In order to understand not only the mathematics, but also the policy implications of discount rate assumptions, it is useful to run through some questions and exercises:
Discussion questions:
(1) A tree suitable for timber production takes about fifty years to grow; that's an increment of about 2 percent averaged over the period. It is easy to find other investments which yield at least five percent in real terms. Anyone would be a mutt to invest in timber, especially when there's an opportunity to sell twenty year old trees for pulpwood. Why do we still leave trees in the ground for another thirty years?
(2) In commercial activities risk is often associated with competitive factors; the more intense the competition the higher should be the risk premium. Government authorities need not apply such a premium, as they are often in monopoly situations, and, when it comes to the crunch, the government would never let them go broke. Is this correct logic?
Exercise
Until recently, the ACT Electricity and Water Authority offered ratepayers the choice of paying water and sewerage charges in one hit, with a five percent discount, in late September, or spreading the full amount over four equal payments in late September, late November, late January and late March (three payments of $102, and a fourth of $104). If you were a ratepayer in the ACT, which did you choose? If you were not an ACT ratepayer, which would you choose? Set up a model to find the value or penalty in early payment. (As a hint, it's quite valid to use partial years in calculating discount factors. N does not have to be an integer.) The spreadsheet is at ch09ex08.xls.
This exercise is typical of the sort of calculation used in business finance when comparing payment terms for major outlays. Scaled up to several million dollars, timing of payments can make a significant difference.
General References
Most accounting and finance texts have chapters on discounting. One comprehensive reference is Frank S Budnick Applied Mathematics for Business, Economics and the Social Sciences (McGraw Hill 1983)
Specific references and endnotes
1. Some writers use the symbol r, others the symbol i, which strictly equates to the specific entity interest. The term r, short for return, is more general, and can refer to return in the form of interest, dividends or capital gain on loan or equity investment. It can also refer to non-financial returns.
2. It is always arguable whether cash flows should be modelled as occurring at the end of each year, in the middle of each year, or at the beginning of each year. The models are not very sensitive to such variations; if a project does tip as a result of different treatment of cash flow timing within a year it was probably marginal in the first place.
3. This assumes that the last payment of A will come on our dying day - not a great way to organize our finances. We could use it for a funeral and wake. Alternatively we could work on a timing of (n-1).
4. The answer is $1.69547328124984 million, for those who enjoy precision.

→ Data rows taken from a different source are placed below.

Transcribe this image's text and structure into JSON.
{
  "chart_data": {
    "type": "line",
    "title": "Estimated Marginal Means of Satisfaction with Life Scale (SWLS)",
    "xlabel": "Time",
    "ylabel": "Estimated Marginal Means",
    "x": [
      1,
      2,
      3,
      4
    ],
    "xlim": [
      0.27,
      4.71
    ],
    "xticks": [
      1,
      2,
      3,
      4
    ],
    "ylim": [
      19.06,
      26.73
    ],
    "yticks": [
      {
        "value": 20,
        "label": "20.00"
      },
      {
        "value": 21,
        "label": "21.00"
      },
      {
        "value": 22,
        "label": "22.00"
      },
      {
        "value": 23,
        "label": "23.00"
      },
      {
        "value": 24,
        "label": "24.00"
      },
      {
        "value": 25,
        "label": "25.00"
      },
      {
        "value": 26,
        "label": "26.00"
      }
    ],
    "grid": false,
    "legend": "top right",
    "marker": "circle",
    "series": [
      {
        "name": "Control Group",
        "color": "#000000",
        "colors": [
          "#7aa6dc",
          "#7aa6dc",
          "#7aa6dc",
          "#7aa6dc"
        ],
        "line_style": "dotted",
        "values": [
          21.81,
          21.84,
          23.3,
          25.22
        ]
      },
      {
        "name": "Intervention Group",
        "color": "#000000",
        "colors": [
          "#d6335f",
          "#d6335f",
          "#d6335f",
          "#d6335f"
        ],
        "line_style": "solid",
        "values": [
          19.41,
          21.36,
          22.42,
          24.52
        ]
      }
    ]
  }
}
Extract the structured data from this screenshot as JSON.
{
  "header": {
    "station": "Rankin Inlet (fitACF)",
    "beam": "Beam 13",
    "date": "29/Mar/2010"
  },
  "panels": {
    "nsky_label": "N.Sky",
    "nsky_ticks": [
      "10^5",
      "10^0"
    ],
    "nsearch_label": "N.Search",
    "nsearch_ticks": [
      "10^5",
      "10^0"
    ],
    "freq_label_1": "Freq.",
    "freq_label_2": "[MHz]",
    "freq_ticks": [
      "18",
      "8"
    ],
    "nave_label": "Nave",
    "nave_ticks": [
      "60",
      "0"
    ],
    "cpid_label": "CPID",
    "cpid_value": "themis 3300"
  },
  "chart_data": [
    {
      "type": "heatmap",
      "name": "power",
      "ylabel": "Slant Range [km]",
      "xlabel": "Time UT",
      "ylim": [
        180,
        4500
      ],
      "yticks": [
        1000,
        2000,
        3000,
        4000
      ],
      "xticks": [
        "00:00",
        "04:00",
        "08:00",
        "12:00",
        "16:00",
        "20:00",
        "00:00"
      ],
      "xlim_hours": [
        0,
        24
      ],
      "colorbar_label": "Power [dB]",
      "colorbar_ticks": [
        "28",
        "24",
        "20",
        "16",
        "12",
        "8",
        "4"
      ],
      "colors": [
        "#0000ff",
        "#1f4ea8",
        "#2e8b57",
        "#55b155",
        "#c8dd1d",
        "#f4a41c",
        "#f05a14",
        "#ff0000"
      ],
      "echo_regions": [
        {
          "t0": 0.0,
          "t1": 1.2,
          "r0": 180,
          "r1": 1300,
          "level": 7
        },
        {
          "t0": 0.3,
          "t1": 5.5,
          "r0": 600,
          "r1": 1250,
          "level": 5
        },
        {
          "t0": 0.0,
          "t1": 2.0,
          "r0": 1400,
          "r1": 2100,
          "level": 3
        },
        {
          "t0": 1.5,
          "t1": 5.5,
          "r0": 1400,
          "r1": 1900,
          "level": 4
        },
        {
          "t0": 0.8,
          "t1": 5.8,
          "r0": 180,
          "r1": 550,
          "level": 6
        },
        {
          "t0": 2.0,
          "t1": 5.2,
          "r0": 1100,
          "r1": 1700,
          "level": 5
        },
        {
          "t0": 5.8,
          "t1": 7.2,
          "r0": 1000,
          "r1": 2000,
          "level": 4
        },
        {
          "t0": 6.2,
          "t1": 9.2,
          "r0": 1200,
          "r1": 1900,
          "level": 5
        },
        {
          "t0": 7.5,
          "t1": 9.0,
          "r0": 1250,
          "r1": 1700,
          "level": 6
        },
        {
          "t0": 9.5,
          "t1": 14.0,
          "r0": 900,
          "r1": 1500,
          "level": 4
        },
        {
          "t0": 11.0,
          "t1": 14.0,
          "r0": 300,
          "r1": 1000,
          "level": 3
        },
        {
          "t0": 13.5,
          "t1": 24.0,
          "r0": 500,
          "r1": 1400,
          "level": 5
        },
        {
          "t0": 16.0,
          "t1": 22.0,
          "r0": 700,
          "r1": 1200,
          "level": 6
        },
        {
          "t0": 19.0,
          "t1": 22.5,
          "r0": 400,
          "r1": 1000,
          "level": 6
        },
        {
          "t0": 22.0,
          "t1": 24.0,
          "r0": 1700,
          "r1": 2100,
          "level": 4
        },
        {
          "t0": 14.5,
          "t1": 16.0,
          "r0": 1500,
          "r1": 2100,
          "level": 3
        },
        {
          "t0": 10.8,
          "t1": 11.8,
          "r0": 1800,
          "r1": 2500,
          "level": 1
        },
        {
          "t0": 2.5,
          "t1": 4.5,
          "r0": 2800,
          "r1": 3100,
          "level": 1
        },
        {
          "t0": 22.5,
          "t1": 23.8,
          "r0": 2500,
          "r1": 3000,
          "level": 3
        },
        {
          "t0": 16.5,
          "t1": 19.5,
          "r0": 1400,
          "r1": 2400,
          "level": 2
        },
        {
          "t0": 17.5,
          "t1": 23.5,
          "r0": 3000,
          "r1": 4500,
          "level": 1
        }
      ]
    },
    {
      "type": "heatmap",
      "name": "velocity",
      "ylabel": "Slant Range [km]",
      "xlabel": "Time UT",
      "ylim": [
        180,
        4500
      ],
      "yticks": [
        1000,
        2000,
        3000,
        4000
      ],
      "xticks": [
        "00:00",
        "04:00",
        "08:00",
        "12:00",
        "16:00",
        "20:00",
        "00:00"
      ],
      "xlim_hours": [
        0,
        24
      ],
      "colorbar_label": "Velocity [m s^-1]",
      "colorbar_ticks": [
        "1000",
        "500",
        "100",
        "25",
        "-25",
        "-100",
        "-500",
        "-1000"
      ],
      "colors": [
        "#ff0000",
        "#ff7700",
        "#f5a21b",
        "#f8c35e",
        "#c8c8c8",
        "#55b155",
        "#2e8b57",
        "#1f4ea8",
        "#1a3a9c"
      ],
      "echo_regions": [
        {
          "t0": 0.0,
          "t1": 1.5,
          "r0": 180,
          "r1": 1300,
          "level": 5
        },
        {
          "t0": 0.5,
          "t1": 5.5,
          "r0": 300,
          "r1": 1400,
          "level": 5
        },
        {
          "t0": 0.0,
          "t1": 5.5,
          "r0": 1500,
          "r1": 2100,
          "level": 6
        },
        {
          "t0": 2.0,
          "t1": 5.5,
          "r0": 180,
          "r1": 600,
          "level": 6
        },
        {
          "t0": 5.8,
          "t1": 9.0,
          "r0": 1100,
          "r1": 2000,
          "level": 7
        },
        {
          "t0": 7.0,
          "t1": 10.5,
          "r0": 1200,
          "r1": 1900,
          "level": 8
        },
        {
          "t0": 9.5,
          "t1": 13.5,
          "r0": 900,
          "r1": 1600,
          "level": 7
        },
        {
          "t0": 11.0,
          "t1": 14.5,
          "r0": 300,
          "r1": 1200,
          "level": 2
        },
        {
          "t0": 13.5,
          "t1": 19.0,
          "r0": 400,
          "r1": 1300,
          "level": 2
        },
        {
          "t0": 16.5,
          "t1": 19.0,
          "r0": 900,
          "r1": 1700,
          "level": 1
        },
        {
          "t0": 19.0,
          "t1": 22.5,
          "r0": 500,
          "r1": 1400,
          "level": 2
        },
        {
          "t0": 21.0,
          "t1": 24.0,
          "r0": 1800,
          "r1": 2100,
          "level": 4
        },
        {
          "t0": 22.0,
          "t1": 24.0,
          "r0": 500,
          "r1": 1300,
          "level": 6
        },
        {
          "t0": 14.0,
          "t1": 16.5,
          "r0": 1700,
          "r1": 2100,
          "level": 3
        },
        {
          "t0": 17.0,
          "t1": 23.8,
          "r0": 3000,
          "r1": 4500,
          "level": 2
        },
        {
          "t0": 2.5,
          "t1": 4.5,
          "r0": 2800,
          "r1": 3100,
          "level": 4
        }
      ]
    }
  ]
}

5. This represents a minor simplification, in that the nominal rate comprises not only the real rate plus inflation, but also a cross product, being the combined effect of inflation and the real rate. This cross product is usually so small that it can be safely ignored. The inflation assumption is far from unambiguous - it relates to the inflationary expectation over the same period as the discount rate is chosen - thus to get a real discount rate from looking at a ten year Treasury bill, we would have to guess what inflationary expectation is built into that rate.